When President Donald Trump returned to office in 2025, one of the earliest signals on drug policy echoed a familiar stance from his first term: strong skepticism toward harm-reduction strategies, including harm reduction centers. During his previous administration, the Department of Justice fought Philadelphia’s attempt to open the Safehouse overdose prevention center, arguing that such facilities violated federal “crack house” statutes. That legal position remains unsettled in 2025: some states are piloting supervised injection sites while others wait for clearer federal guidance, leaving a patchwork of policies nationwide.
Federal decisions will likely determine whether cities can adopt one of the few interventions proven to prevent deaths, but the debate is shifting quickly. Clear, evidence-based reporting is important to counter myths, explain legal uncertainty and show what these centers actually do.
Opponents of harm reduction sites argue that they normalize and enable drug use, despite many public-health experts pointing to research showing they work extremely well for the people who use them. Many bases for debates involving this mode of intervention often reflect values rather than data. It’s crucial for journalists to distinguish between political rhetoric and evidence-based outcomes.
Here are answers to the most pressing questions about harm reduction centers to help inform your coverage.
Do harm reduction centers prevent overdose deaths?
Supervised injection sites are designed to prevent fatal overdoses by allowing people to use pre-obtained drugs under medical supervision, and the evidence supporting this point is remarkably consistent.
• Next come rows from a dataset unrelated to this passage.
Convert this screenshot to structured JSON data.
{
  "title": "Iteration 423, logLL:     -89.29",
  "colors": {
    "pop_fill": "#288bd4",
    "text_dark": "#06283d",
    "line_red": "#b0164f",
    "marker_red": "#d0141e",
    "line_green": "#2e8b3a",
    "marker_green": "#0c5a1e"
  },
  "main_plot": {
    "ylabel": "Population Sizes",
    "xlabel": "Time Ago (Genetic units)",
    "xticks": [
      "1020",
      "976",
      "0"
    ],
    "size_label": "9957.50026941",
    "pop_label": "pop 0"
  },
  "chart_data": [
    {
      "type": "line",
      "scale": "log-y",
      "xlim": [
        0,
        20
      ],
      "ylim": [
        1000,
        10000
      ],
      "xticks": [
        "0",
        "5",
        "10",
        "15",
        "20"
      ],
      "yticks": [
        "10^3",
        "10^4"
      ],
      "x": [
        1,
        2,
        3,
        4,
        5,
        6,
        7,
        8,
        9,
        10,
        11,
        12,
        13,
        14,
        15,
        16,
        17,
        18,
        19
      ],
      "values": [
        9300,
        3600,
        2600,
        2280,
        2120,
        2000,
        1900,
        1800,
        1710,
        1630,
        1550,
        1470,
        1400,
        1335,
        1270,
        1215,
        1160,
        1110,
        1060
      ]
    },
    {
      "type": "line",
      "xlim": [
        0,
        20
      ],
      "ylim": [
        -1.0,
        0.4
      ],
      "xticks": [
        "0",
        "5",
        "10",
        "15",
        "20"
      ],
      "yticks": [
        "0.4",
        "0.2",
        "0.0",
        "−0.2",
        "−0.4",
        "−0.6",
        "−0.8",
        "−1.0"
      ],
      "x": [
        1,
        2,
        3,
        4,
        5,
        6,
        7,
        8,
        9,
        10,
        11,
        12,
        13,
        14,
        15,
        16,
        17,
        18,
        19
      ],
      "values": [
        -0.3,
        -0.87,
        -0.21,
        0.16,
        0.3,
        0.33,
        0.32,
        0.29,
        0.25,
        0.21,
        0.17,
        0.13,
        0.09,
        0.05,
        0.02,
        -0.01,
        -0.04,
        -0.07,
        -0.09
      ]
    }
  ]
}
These outcomes matter because most fatal overdoses occur when people use alone. When overdoses happen inside supervised facilities, staff intervene within seconds, preventing respiratory failure and long-term injury.
Supervised injection sites prevent deaths, even if those lives saved don’t immediately show up in citywide mortality statistics.
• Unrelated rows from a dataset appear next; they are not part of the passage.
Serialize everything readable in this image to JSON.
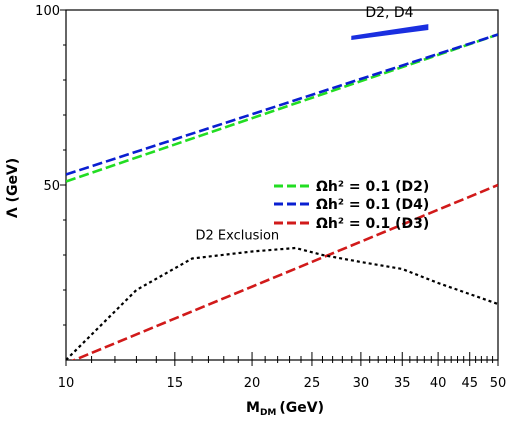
{
  "chart_data": {
    "type": "line",
    "xlabel_main": "M",
    "xlabel_sub": "DM",
    "xlabel_unit": "(GeV)",
    "ylabel": "Λ (GeV)",
    "xscale": "log",
    "xlim": [
      10,
      50
    ],
    "ylim": [
      0,
      100
    ],
    "xticks_major": [
      10,
      15,
      20,
      25,
      30,
      35,
      40,
      45,
      50
    ],
    "xtick_labels": [
      "10",
      "15",
      "20",
      "25",
      "30",
      "35",
      "40",
      "45",
      "50"
    ],
    "xticks_minor": [
      11,
      12,
      13,
      14,
      16,
      17,
      18,
      19,
      21,
      22,
      23,
      24,
      26,
      27,
      28,
      29,
      31,
      32,
      33,
      34,
      36,
      37,
      38,
      39,
      41,
      42,
      43,
      44,
      46,
      47,
      48,
      49
    ],
    "yticks_major": [
      50,
      100
    ],
    "ytick_labels": [
      "50",
      "100"
    ],
    "yticks_minor": [
      10,
      20,
      30,
      40,
      60,
      70,
      80,
      90
    ],
    "series": [
      {
        "key": "d2",
        "name": "Ωh² = 0.1 (D2)",
        "color": "#22dd22",
        "style": "dashed",
        "x": [
          10,
          50
        ],
        "y": [
          51,
          93
        ]
      },
      {
        "key": "d4",
        "name": "Ωh² = 0.1 (D4)",
        "color": "#0a1fd1",
        "style": "dashed",
        "x": [
          10,
          50
        ],
        "y": [
          53,
          93
        ]
      },
      {
        "key": "d3",
        "name": "Ωh² = 0.1 (D3)",
        "color": "#d11a1a",
        "style": "dashed",
        "x": [
          10,
          50
        ],
        "y": [
          -1,
          50
        ]
      },
      {
        "key": "excl",
        "color": "#000000",
        "style": "dotted",
        "x": [
          10,
          13,
          16,
          20,
          23.5,
          26,
          30,
          35,
          40,
          50
        ],
        "y": [
          0,
          20,
          29,
          31,
          32,
          30,
          28,
          26,
          22,
          16
        ]
      }
    ],
    "region": {
      "key": "d2d4",
      "color": "#1a2fe0",
      "x": [
        29,
        38.5,
        38.5,
        29
      ],
      "y": [
        92.5,
        95.8,
        94.4,
        91.6
      ]
    },
    "annotations": [
      {
        "key": "region_label",
        "text": "D2, D4",
        "x": 30.5,
        "y": 98
      },
      {
        "key": "exclusion_label",
        "text": "D2 Exclusion",
        "x": 16.2,
        "y": 34.5
      }
    ],
    "legend_position": "center-right",
    "grid": false
  }
}
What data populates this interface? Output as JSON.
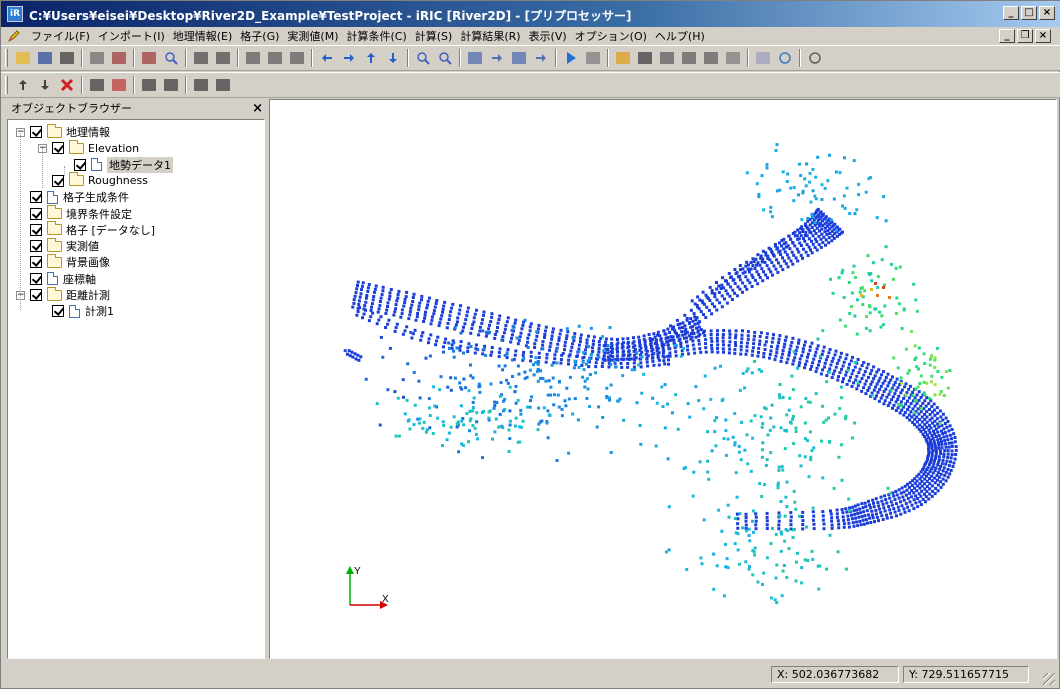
{
  "window": {
    "title": "C:¥Users¥eisei¥Desktop¥River2D_Example¥TestProject - iRIC [River2D] - [プリプロセッサー]",
    "app_icon_text": "iR",
    "controls": {
      "minimize": "_",
      "restore": "□",
      "close": "×"
    },
    "child_controls": {
      "minimize": "_",
      "restore": "❐",
      "close": "×"
    }
  },
  "menu": {
    "items": [
      "ファイル(F)",
      "インポート(I)",
      "地理情報(E)",
      "格子(G)",
      "実測値(M)",
      "計算条件(C)",
      "計算(S)",
      "計算結果(R)",
      "表示(V)",
      "オプション(O)",
      "ヘルプ(H)"
    ]
  },
  "toolbar1": {
    "icons": [
      "open-folder-icon",
      "save-icon",
      "camera-icon",
      "print-icon",
      "undo-icon",
      "redo-icon",
      "zoom-fit-icon",
      "axis-x-icon",
      "axis-xy-icon",
      "rotate-x-icon",
      "rotate-y-icon",
      "rotate-z-icon",
      "pan-left-icon",
      "pan-right-icon",
      "pan-up-icon",
      "pan-down-icon",
      "zoom-in-icon",
      "zoom-out-icon",
      "widen-h-icon",
      "narrow-h-icon",
      "widen-v-icon",
      "narrow-v-icon",
      "run-icon",
      "stop-icon",
      "pencil-icon",
      "grid-icon",
      "2d-view-icon",
      "2d-result-icon",
      "3d-view-icon",
      "graph-icon",
      "chart-icon",
      "settings-icon",
      "mouse-icon"
    ]
  },
  "toolbar2": {
    "icons": [
      "move-up-icon",
      "move-down-icon",
      "delete-icon",
      "select-point-icon",
      "select-polygon-icon",
      "select-node-icon",
      "select-area-icon",
      "add-line-icon",
      "remove-line-icon"
    ]
  },
  "object_browser": {
    "title": "オブジェクトブラウザー",
    "close_label": "×",
    "items": [
      {
        "label": "地理情報",
        "level": 0,
        "type": "folder",
        "expander": "−"
      },
      {
        "label": "Elevation",
        "level": 1,
        "type": "folder",
        "expander": "−"
      },
      {
        "label": "地勢データ1",
        "level": 2,
        "type": "doc",
        "selected": true
      },
      {
        "label": "Roughness",
        "level": 1,
        "type": "folder"
      },
      {
        "label": "格子生成条件",
        "level": 0,
        "type": "doc"
      },
      {
        "label": "境界条件設定",
        "level": 0,
        "type": "folder"
      },
      {
        "label": "格子 [データなし]",
        "level": 0,
        "type": "folder"
      },
      {
        "label": "実測値",
        "level": 0,
        "type": "folder"
      },
      {
        "label": "背景画像",
        "level": 0,
        "type": "folder"
      },
      {
        "label": "座標軸",
        "level": 0,
        "type": "doc"
      },
      {
        "label": "距離計測",
        "level": 0,
        "type": "folder",
        "expander": "−"
      },
      {
        "label": "計測1",
        "level": 1,
        "type": "doc"
      }
    ]
  },
  "view": {
    "axis_y_label": "Y",
    "axis_x_label": "X",
    "colors": {
      "low": "#1a3cd8",
      "mid": "#19b4e6",
      "high": "#e62020"
    }
  },
  "status": {
    "x_readout": "X: 502.036773682",
    "y_readout": "Y: 729.511657715"
  }
}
While some earlier studies found declines in fatal overdoses near facilities, broader ecological studies — especially regarding fentanyl overdoses — show mixed results. That does not mean the sites are ineffective. In some cases, not everyone in the vicinity of a harm reduction center accesses it. It also reflects the overwhelming impact of an increasingly toxic and unpredictable drug supply, combined with structural factors like homelessness, lack of treatment access and inconsistent policy environments.
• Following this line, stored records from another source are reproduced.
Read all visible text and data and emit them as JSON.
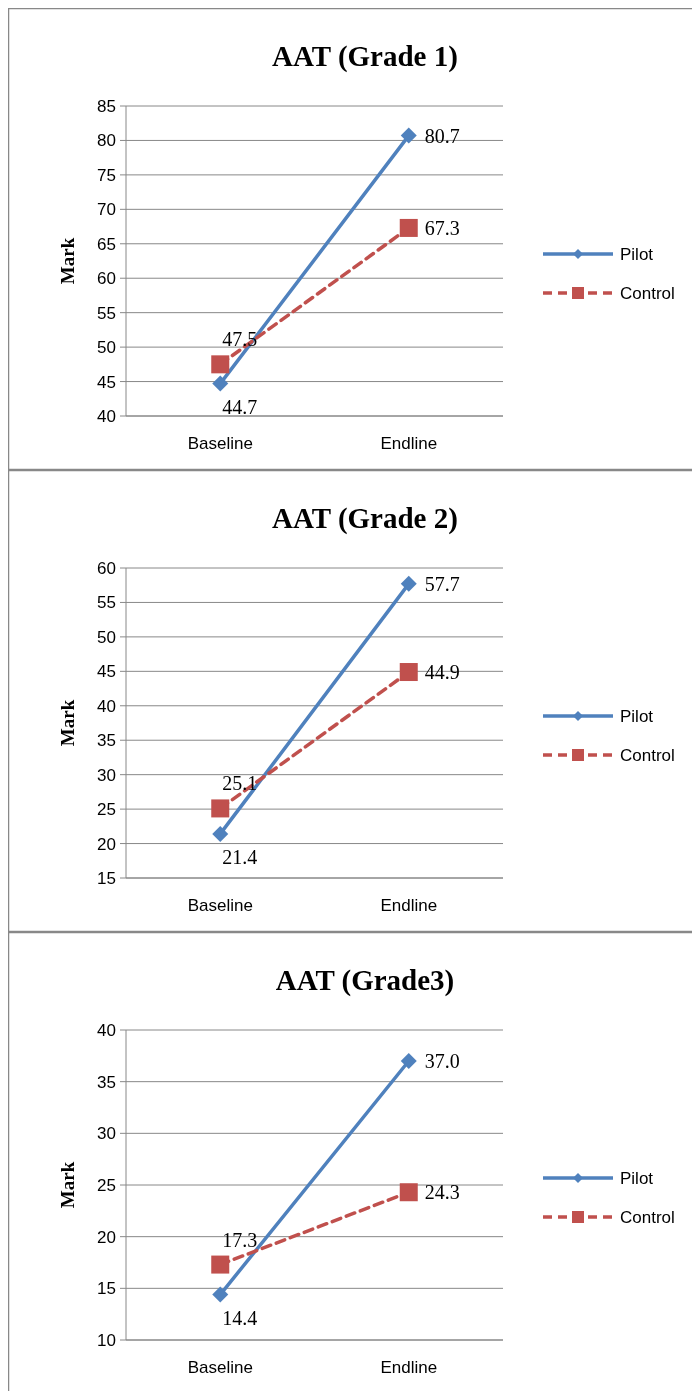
{
  "chart_data": [
    {
      "type": "line",
      "title": "AAT (Grade 1)",
      "ylabel": "Mark",
      "categories": [
        "Baseline",
        "Endline"
      ],
      "ylim": [
        40,
        85
      ],
      "yticks": [
        40,
        45,
        50,
        55,
        60,
        65,
        70,
        75,
        80,
        85
      ],
      "grid": "y",
      "legend": "right",
      "series": [
        {
          "name": "Pilot",
          "color": "#4f81bd",
          "marker": "diamond",
          "line_style": "solid",
          "values": [
            44.7,
            80.7
          ],
          "value_labels": [
            "44.7",
            "80.7"
          ]
        },
        {
          "name": "Control",
          "color": "#c0504d",
          "marker": "square",
          "line_style": "dashed",
          "values": [
            47.5,
            67.3
          ],
          "value_labels": [
            "47.5",
            "67.3"
          ]
        }
      ]
    },
    {
      "type": "line",
      "title": "AAT (Grade 2)",
      "ylabel": "Mark",
      "categories": [
        "Baseline",
        "Endline"
      ],
      "ylim": [
        15,
        60
      ],
      "yticks": [
        15,
        20,
        25,
        30,
        35,
        40,
        45,
        50,
        55,
        60
      ],
      "grid": "y",
      "legend": "right",
      "series": [
        {
          "name": "Pilot",
          "color": "#4f81bd",
          "marker": "diamond",
          "line_style": "solid",
          "values": [
            21.4,
            57.7
          ],
          "value_labels": [
            "21.4",
            "57.7"
          ]
        },
        {
          "name": "Control",
          "color": "#c0504d",
          "marker": "square",
          "line_style": "dashed",
          "values": [
            25.1,
            44.9
          ],
          "value_labels": [
            "25.1",
            "44.9"
          ]
        }
      ]
    },
    {
      "type": "line",
      "title": "AAT (Grade3)",
      "ylabel": "Mark",
      "categories": [
        "Baseline",
        "Endline"
      ],
      "ylim": [
        10,
        40
      ],
      "yticks": [
        10,
        15,
        20,
        25,
        30,
        35,
        40
      ],
      "grid": "y",
      "legend": "right",
      "series": [
        {
          "name": "Pilot",
          "color": "#4f81bd",
          "marker": "diamond",
          "line_style": "solid",
          "values": [
            14.4,
            37.0
          ],
          "value_labels": [
            "14.4",
            "37.0"
          ]
        },
        {
          "name": "Control",
          "color": "#c0504d",
          "marker": "square",
          "line_style": "dashed",
          "values": [
            17.3,
            24.3
          ],
          "value_labels": [
            "17.3",
            "24.3"
          ]
        }
      ]
    }
  ]
}
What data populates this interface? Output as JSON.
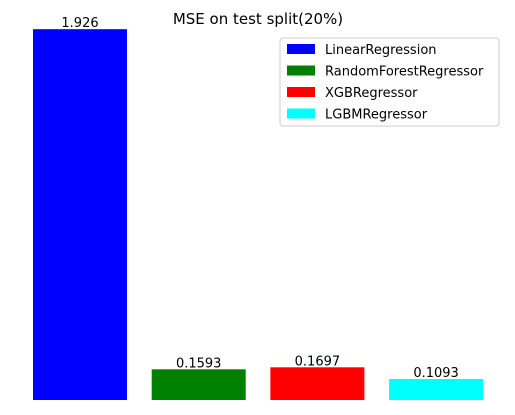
{
  "chart_data": {
    "type": "bar",
    "title": "MSE on test split(20%)",
    "xlabel": "",
    "ylabel": "",
    "categories": [
      "LinearRegression",
      "RandomForestRegressor",
      "XGBRegressor",
      "LGBMRegressor"
    ],
    "values": [
      1.926,
      0.1593,
      0.1697,
      0.1093
    ],
    "value_labels": [
      "1.926",
      "0.1593",
      "0.1697",
      "0.1093"
    ],
    "colors": [
      "#0000ff",
      "#008000",
      "#ff0000",
      "#00ffff"
    ],
    "ylim": [
      0,
      2.0
    ],
    "axes_visible": false,
    "grid": false,
    "legend": {
      "position": "top-right",
      "entries": [
        "LinearRegression",
        "RandomForestRegressor",
        "XGBRegressor",
        "LGBMRegressor"
      ]
    }
  }
}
A single site cannot counteract shifts in fentanyl potency, the emergence of xylazine, or gaps in medication-assisted treatment availability. Population-level overdose deaths are shaped by many forces; supervised injection sites are one life-saving intervention among several.
Are centers a gateway to treatment and essential care?
Safe injection sites are not the end point of a public-health approach — they are often the entry point. Opponents sometimes argue that supervised injection sites “enable” drug use, but scientific research paints a very different picture.
Research repeatedly shows that people who use these sites are more likely to receive wound care, infectious-disease testing, primary care and referrals to addiction treatment.
Rather than trapping people in addiction, the evidence suggests these sites lower the threshold for seeking treatment by offering nonjudgmental, low-barrier contact.
Do centers bring more crime?
A persistent talking point is that supervised injection sites increase crime rates; however, research consistently finds no such effect.
Another recent evaluation of New York City’s overdose-prevention centers also reported no uptick in disorder or criminal activity, and no significant increase in 911 or 311 calls. However, there isn’t sufficient evidence to show that harm reduction centers reduce crime.
Studies also show reductions in public injecting and syringe litter after sites open. Neighborhoods surrounding the facilities generally see improved public order when sites are well implemented and paired with outreach because people no longer need to inject in parks, alleys, or business bathrooms when they have a safer, supervised, indoor option. For example, residents in Toronto, Canada, reported seeing more public drug use after a safe injection site in the city closed.
This matters both for public health — reducing infectious disease risks — and for perceptions of safety among residents and business owners. When journalists cover this issue locally, this is often the area where community impact is most directly felt.
Bottom line: Supervised injection sites are not a magic fix for a poisoned drug market, but they remain one of the few interventions with demonstrated life-saving benefits for the people who walk through their doors. Responsible coverage of this topic includes highlighting proven individual-level benefits of these sites and the broader structural factors driving overdose trends. This reporting strategy will help the audience understand what these centers can (and cannot) realistically solve.